Deep Neural Networks show potential as Models for Human Hearing

In the broadest investigation yet of deep neural networks trained to perform auditory tasks, researchers discovered that the majority of these models develop internal representations with features similar to those exhibited in the human brain when listening to the same sounds.

Computational models that imitate the structure and operation of the human auditory system could assist researchers in developing better hearing aids, cochlear implants, and brain-machine interfaces. A new study from MIT discovered that modern computer models based on machine learning are getting closer to this goal.

In the broadest investigation yet of deep neural networks trained to perform auditory tasks, the MIT team discovered that the majority of these models develop internal representations with features similar to those exhibited in the human brain when listening to the same sounds.

The study also provides insight into the optimal way to train this type of model. The researchers discovered that models trained on auditory input with background noise better resemble the activation patterns of the human auditory cortex.

“What sets this study apart is it is the most comprehensive comparison of these kinds of models to the auditory system so far. The study suggests that models that are derived from machine learning are a step in the right direction, and it gives us some clues as to what tends to make them better models of the brain,” says Josh McDermott, an associate professor of brain and cognitive sciences at MIT, a member of MIT’s McGovern Institute for Brain Research and Center for Brains, Minds, and Machines, and the senior author of the study.

MIT graduate student Greta Tuckute and Jenelle Feather PhD ’22 are the lead authors of the open-access paper, which appears today in PLOS Biology.

What sets this study apart is it is the most comprehensive comparison of these kinds of models to the auditory system so far. The study suggests that models that are derived from machine learning are a step in the right direction, and it gives us some clues as to what tends to make them better models of the brain.
Josh McDermott

Models of hearing

Deep neural networks are computer models made up of many layers of information-processing units that may be trained on massive amounts of data to accomplish specific functions. This type of model has become widely employed in a variety of applications, and neuroscientists have begun to investigate if similar systems may also be used to represent how the human brain executes specific tasks.

“These models that are built with machine learning are able to mediate behaviors on a scale that really wasn’t possible with previous types of models, and that has led to interest in whether or not the representations in the models might capture things that are happening in the brain,” he adds.

When a neural network is performing a task, its processing units generate activation patterns in response to each audio input it receives, such as a word or other type of sound. Those model representations of the input can be compared to the activation patterns seen in fMRI brain scans of people listening to the same input.

In 2018, McDermott and then-graduate student Alexander Kell reported that when they trained a neural network to perform auditory tasks (such as recognizing words from an audio signal), the internal representations generated by the model resembled those seen in fMRI scans of people listening to the same sounds.

Since then, these types of models have become widely employed, so McDermott’s research group set out to analyze a bigger number of models to see if the capacity to simulate the neuronal representations seen in the human brain is a common feature among them.

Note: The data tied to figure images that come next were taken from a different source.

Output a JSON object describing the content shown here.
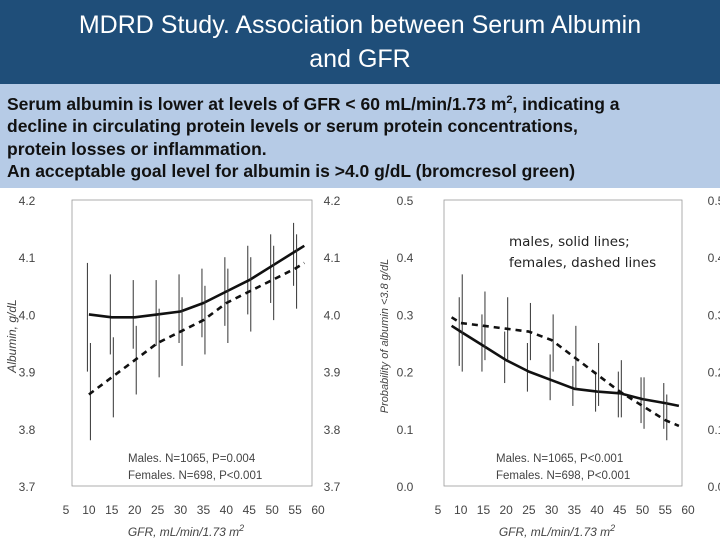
{
  "title": {
    "line1": "MDRD Study. Association between  Serum Albumin",
    "line2": "and GFR"
  },
  "caption": {
    "line1_pre": "Serum albumin is lower at levels of GFR < 60 mL/min/1.73 m",
    "line1_sup": "2",
    "line1_post": ", indicating a",
    "line2": "decline in circulating protein levels or serum protein concentrations,",
    "line3": "protein losses or inflammation.",
    "line4": "An acceptable goal level for albumin is >4.0 g/dL (bromcresol green)"
  },
  "annotation": {
    "line1": "males, solid lines;",
    "line2": "females, dashed lines"
  },
  "colors": {
    "title_bg": "#1f4e79",
    "caption_bg": "#b6cbe6",
    "lines": "#111111"
  },
  "chart_data": [
    {
      "type": "line",
      "xlabel": "GFR, mL/min/1.73 m",
      "xlabel_sup": "2",
      "ylabel": "Albumin, g/dL",
      "x": [
        5,
        10,
        15,
        20,
        25,
        30,
        35,
        40,
        45,
        50,
        55,
        60
      ],
      "xlim": [
        5,
        60
      ],
      "ylim": [
        3.7,
        4.2
      ],
      "yticks": [
        "4.2",
        "4.1",
        "4.0",
        "3.9",
        "3.8",
        "3.7"
      ],
      "series": [
        {
          "name": "Males",
          "style": "solid",
          "curve_x": [
            10,
            15,
            20,
            25,
            30,
            35,
            40,
            45,
            50,
            55,
            57
          ],
          "curve_y": [
            4.0,
            3.995,
            3.995,
            4.0,
            4.005,
            4.02,
            4.04,
            4.06,
            4.085,
            4.11,
            4.12
          ],
          "bars_x": [
            10,
            15,
            20,
            25,
            30,
            35,
            40,
            45,
            50,
            55
          ],
          "bars_low": [
            3.9,
            3.93,
            3.94,
            3.945,
            3.95,
            3.96,
            3.98,
            4.0,
            4.02,
            4.05
          ],
          "bars_high": [
            4.09,
            4.07,
            4.06,
            4.06,
            4.07,
            4.08,
            4.1,
            4.12,
            4.14,
            4.16
          ]
        },
        {
          "name": "Females",
          "style": "dashed",
          "curve_x": [
            10,
            15,
            20,
            25,
            30,
            35,
            40,
            45,
            50,
            55,
            57
          ],
          "curve_y": [
            3.86,
            3.89,
            3.92,
            3.95,
            3.97,
            3.99,
            4.02,
            4.04,
            4.06,
            4.08,
            4.09
          ],
          "bars_x": [
            10,
            15,
            20,
            25,
            30,
            35,
            40,
            45,
            50,
            55
          ],
          "bars_low": [
            3.78,
            3.82,
            3.86,
            3.89,
            3.91,
            3.93,
            3.95,
            3.97,
            3.99,
            4.01
          ],
          "bars_high": [
            3.95,
            3.96,
            3.98,
            4.01,
            4.03,
            4.05,
            4.08,
            4.1,
            4.12,
            4.14
          ]
        }
      ],
      "annotations": [
        "Males. N=1065, P=0.004",
        "Females. N=698, P<0.001"
      ]
    },
    {
      "type": "line",
      "xlabel": "GFR, mL/min/1.73 m",
      "xlabel_sup": "2",
      "ylabel": "Probability of albumin <3.8 g/dL",
      "x": [
        5,
        10,
        15,
        20,
        25,
        30,
        35,
        40,
        45,
        50,
        55,
        60
      ],
      "xlim": [
        5,
        60
      ],
      "ylim": [
        0.0,
        0.5
      ],
      "yticks": [
        "0.5",
        "0.4",
        "0.3",
        "0.2",
        "0.1",
        "0.0"
      ],
      "series": [
        {
          "name": "Males",
          "style": "solid",
          "curve_x": [
            8,
            10,
            15,
            20,
            25,
            30,
            35,
            40,
            45,
            50,
            55,
            58
          ],
          "curve_y": [
            0.28,
            0.27,
            0.245,
            0.22,
            0.2,
            0.185,
            0.17,
            0.165,
            0.162,
            0.152,
            0.145,
            0.14
          ],
          "bars_x": [
            10,
            15,
            20,
            25,
            30,
            35,
            40,
            45,
            50,
            55
          ],
          "bars_low": [
            0.21,
            0.2,
            0.18,
            0.165,
            0.15,
            0.14,
            0.13,
            0.12,
            0.11,
            0.1
          ],
          "bars_high": [
            0.33,
            0.3,
            0.27,
            0.25,
            0.23,
            0.21,
            0.2,
            0.2,
            0.19,
            0.18
          ]
        },
        {
          "name": "Females",
          "style": "dashed",
          "curve_x": [
            8,
            10,
            15,
            20,
            25,
            30,
            35,
            40,
            45,
            50,
            55,
            58
          ],
          "curve_y": [
            0.295,
            0.285,
            0.28,
            0.275,
            0.27,
            0.255,
            0.225,
            0.195,
            0.165,
            0.14,
            0.115,
            0.105
          ],
          "bars_x": [
            10,
            15,
            20,
            25,
            30,
            35,
            40,
            45,
            50,
            55
          ],
          "bars_low": [
            0.2,
            0.22,
            0.22,
            0.22,
            0.2,
            0.17,
            0.14,
            0.12,
            0.1,
            0.08
          ],
          "bars_high": [
            0.37,
            0.34,
            0.33,
            0.32,
            0.3,
            0.28,
            0.25,
            0.22,
            0.19,
            0.16
          ]
        }
      ],
      "annotations": [
        "Males. N=1065, P<0.001",
        "Females. N=698, P<0.001"
      ]
    }
  ]
}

For this study, the researchers analyzed nine publicly available deep neural network models that had been trained to perform auditory tasks, and they also created 14 models of their own, based on two different architectures. Most of these models were trained to perform a single task — recognizing words, identifying the speaker, recognizing environmental sounds, and identifying musical genre — while two of them were trained to perform multiple tasks.

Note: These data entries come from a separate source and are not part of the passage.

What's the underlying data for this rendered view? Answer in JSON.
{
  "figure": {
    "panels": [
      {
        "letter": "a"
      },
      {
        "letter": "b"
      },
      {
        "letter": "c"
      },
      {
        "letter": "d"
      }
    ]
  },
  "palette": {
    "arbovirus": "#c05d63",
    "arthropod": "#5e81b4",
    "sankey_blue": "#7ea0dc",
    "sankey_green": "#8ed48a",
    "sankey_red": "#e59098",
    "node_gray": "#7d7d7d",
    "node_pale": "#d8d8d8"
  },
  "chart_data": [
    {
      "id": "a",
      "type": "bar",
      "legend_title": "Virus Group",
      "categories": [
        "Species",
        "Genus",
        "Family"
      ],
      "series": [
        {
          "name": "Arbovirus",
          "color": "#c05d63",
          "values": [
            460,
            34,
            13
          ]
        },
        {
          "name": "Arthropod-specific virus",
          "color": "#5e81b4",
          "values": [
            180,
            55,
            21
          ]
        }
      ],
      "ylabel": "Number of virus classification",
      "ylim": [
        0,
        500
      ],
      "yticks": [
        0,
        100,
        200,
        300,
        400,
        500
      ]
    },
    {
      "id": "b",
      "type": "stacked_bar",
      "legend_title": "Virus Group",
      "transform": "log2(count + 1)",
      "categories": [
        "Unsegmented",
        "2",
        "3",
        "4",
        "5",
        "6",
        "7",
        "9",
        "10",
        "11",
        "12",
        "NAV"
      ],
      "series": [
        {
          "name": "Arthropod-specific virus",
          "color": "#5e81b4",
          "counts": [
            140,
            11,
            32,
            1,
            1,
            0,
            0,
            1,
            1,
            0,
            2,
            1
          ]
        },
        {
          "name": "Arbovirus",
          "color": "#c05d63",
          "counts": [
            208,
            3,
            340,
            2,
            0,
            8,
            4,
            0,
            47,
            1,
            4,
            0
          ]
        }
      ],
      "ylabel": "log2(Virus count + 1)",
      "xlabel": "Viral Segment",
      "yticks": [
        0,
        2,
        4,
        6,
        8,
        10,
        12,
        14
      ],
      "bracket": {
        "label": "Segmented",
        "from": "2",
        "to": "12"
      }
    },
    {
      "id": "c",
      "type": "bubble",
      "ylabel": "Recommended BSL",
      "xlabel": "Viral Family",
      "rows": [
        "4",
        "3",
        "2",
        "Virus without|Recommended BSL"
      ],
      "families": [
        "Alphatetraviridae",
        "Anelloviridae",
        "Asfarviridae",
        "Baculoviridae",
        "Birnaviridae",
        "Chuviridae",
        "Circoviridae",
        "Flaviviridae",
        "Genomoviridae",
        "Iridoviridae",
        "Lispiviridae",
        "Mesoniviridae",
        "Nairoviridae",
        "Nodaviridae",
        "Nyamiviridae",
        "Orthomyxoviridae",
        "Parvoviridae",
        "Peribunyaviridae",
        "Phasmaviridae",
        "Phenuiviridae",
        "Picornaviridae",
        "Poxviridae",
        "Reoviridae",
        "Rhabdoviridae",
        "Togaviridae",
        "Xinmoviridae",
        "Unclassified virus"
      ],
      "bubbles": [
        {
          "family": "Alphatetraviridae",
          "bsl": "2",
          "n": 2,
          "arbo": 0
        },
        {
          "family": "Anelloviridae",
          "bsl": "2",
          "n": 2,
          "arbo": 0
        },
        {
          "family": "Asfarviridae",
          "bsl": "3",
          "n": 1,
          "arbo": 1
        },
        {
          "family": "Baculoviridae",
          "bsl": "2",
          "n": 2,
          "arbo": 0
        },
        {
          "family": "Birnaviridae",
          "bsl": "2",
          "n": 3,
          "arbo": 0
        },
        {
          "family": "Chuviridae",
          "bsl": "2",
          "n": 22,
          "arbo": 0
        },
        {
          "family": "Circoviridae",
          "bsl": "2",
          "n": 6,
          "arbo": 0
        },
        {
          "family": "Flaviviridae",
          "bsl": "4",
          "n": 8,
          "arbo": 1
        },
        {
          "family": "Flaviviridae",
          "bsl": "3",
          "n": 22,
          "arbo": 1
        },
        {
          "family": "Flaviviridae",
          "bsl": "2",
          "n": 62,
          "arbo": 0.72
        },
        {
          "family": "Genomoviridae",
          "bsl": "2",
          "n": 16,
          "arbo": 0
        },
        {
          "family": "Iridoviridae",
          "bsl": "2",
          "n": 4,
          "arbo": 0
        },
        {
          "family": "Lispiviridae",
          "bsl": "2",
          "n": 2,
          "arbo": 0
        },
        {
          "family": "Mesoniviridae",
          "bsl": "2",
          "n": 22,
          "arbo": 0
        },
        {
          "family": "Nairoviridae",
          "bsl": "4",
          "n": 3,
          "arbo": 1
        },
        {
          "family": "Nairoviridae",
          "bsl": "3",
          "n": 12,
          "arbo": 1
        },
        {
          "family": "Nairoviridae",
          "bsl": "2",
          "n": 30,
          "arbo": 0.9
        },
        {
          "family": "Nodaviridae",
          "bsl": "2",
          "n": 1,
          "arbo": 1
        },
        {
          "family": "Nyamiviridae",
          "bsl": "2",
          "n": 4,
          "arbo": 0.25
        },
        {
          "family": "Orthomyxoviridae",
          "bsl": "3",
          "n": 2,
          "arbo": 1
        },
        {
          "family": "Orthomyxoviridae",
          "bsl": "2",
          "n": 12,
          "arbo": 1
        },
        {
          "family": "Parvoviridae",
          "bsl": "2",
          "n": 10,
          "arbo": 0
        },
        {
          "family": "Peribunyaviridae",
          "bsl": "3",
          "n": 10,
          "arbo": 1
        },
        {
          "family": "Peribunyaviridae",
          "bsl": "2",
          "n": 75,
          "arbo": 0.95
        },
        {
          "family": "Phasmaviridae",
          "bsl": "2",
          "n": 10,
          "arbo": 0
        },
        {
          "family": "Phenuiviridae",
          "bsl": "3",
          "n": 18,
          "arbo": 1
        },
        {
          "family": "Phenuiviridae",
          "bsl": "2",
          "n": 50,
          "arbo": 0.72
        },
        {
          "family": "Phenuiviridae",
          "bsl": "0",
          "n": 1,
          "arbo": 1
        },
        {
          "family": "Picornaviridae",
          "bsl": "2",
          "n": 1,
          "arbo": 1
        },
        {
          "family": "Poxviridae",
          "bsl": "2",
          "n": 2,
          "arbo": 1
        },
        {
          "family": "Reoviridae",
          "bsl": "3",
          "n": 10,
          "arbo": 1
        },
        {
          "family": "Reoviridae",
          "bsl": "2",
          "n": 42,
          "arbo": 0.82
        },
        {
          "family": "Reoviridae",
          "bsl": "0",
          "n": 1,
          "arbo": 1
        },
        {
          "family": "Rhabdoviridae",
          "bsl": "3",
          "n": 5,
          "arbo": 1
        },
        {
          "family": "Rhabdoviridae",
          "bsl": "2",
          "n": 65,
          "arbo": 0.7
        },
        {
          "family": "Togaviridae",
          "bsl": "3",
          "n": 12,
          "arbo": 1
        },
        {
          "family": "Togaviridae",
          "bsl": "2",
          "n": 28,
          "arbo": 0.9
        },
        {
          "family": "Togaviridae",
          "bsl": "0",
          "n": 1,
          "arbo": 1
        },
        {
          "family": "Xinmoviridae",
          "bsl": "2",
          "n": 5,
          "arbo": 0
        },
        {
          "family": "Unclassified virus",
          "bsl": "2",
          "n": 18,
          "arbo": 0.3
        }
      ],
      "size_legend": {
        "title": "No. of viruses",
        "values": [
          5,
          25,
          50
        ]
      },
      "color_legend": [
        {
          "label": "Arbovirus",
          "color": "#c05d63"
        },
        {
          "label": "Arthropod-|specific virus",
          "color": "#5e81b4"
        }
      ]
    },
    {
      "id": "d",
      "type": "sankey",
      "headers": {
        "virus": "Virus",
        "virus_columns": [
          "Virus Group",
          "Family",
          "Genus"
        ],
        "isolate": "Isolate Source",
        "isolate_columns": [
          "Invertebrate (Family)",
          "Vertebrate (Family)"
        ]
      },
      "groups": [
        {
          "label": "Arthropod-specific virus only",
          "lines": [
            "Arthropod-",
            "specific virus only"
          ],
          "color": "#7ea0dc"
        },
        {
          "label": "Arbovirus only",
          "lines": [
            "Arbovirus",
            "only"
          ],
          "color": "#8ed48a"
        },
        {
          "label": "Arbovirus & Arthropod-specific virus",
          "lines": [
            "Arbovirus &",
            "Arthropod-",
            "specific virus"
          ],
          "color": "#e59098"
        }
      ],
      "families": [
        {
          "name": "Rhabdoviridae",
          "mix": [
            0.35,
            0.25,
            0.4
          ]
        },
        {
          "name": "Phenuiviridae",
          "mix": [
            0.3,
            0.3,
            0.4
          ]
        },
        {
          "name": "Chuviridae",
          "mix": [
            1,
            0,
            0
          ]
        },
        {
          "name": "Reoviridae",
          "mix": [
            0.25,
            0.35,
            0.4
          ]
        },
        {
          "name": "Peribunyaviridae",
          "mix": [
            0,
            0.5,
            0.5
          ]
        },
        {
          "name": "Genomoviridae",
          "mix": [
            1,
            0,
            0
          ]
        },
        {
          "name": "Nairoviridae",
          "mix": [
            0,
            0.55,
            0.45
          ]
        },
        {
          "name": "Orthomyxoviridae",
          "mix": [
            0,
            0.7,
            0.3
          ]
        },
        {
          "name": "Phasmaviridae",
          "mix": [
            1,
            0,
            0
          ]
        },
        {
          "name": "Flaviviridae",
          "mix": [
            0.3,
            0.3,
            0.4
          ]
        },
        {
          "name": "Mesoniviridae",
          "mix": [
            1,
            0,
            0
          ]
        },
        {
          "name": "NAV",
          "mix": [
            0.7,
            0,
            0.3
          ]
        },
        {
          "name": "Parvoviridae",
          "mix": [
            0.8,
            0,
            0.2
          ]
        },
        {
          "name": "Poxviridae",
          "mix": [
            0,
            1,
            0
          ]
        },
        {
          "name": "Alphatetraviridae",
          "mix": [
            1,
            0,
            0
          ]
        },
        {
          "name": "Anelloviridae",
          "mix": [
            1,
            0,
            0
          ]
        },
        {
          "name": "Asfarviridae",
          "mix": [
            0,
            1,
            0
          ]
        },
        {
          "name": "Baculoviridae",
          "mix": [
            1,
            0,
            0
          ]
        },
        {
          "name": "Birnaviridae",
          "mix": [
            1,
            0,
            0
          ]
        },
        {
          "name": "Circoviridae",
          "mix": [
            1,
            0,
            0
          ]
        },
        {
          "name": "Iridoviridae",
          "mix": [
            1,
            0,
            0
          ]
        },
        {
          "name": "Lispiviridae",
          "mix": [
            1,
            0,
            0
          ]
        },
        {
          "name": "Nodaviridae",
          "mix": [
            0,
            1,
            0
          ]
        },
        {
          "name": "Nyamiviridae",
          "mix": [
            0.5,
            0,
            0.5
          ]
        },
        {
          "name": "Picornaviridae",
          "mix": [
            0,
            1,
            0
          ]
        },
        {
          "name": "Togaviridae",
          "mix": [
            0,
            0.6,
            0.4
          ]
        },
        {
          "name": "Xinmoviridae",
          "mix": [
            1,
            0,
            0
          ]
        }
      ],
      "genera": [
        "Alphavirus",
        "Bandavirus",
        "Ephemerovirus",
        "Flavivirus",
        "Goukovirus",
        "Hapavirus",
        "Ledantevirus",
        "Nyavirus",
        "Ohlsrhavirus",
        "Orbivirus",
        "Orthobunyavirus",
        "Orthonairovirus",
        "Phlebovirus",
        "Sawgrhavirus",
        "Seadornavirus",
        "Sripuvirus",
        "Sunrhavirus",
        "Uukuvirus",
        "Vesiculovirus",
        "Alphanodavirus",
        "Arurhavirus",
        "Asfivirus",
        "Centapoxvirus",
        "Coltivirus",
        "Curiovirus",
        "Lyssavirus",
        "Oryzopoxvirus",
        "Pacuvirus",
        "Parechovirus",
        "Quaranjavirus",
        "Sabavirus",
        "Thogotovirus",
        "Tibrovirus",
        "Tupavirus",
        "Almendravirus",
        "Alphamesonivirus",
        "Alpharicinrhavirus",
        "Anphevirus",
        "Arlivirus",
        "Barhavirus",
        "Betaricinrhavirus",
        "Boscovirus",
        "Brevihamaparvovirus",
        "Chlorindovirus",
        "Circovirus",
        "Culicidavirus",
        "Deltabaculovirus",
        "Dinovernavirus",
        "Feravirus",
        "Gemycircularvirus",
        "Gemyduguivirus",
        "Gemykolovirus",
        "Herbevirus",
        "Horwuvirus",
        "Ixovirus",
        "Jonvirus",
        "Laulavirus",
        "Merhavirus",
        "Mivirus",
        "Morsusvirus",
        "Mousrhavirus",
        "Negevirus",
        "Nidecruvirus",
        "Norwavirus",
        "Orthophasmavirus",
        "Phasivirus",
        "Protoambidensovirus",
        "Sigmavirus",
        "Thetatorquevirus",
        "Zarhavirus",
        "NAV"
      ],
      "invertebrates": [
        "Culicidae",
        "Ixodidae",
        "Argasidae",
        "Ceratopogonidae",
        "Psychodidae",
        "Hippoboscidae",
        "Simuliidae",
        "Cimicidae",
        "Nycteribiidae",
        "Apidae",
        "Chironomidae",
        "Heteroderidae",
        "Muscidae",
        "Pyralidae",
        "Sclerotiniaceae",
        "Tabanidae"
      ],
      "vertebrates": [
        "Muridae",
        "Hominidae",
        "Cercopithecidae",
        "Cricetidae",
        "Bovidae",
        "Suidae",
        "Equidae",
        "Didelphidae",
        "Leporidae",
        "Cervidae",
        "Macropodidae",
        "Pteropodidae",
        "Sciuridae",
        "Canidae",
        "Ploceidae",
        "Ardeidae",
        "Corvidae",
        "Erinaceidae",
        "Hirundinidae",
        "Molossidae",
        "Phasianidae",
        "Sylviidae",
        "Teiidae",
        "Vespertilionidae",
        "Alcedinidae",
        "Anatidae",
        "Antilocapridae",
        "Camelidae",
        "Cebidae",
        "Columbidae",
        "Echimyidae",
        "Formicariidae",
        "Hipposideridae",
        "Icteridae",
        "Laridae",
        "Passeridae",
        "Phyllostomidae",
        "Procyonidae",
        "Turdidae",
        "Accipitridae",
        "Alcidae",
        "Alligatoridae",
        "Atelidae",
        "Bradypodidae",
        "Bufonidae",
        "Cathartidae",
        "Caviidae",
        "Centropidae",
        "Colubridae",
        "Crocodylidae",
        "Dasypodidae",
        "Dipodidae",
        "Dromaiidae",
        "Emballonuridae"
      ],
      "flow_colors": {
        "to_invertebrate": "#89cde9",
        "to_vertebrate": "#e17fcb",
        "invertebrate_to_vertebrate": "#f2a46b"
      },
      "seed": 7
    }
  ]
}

Deep neural networks show promise as models of human hearing

When the researchers presented these models with natural sounds that had been used as stimuli in human fMRI experiments, they found that the internal model representations tended to exhibit similarity with those generated by the human brain. The models whose representations were most similar to those seen in the brain were models that had been trained on more than one task and had been trained on auditory input that included background noise.

“If you train models in noise, they give better brain predictions than if you don’t, which is intuitively reasonable because a lot of real-world hearing involves hearing in noise, and that’s plausibly something the auditory system is adapted to,” Feather says.

Hierarchical processing

The current study also lends credence to the notion that the human auditory cortex is hierarchically organized, with processing separated into stages that support different computing activities. As in the 2018 study, the researchers discovered that representations generated in earlier stages of the model are most closely related to those seen in the primary auditory cortex, whereas representations generated in later model stages are more closely related to those generated in brain regions other than the primary cortex.

Furthermore, the researchers discovered that models trained on diverse tasks performed better at recreating various parts of audition. Models trained on a speech-related task, for example, displayed a stronger resemblance to speech-specific regions.

“Even though the model has seen the exact same training data and the architecture is the same, when you optimize for one particular task, you can see that it selectively explains specific tuning properties in the brain,” said Tuckute.

McDermott’s lab now intends to leverage their discoveries to create models that are even more successful in replicating real brain reactions. Such models could be used to produce better hearing aids, cochlear implants, and brain-machine interfaces, in addition to assisting scientists in learning more about how the brain is organized.

“A goal of our field is to end up with a computer model that can predict brain responses and behavior. We think that if we are successful in reaching that goal, it will open a lot of doors,” McDermott says.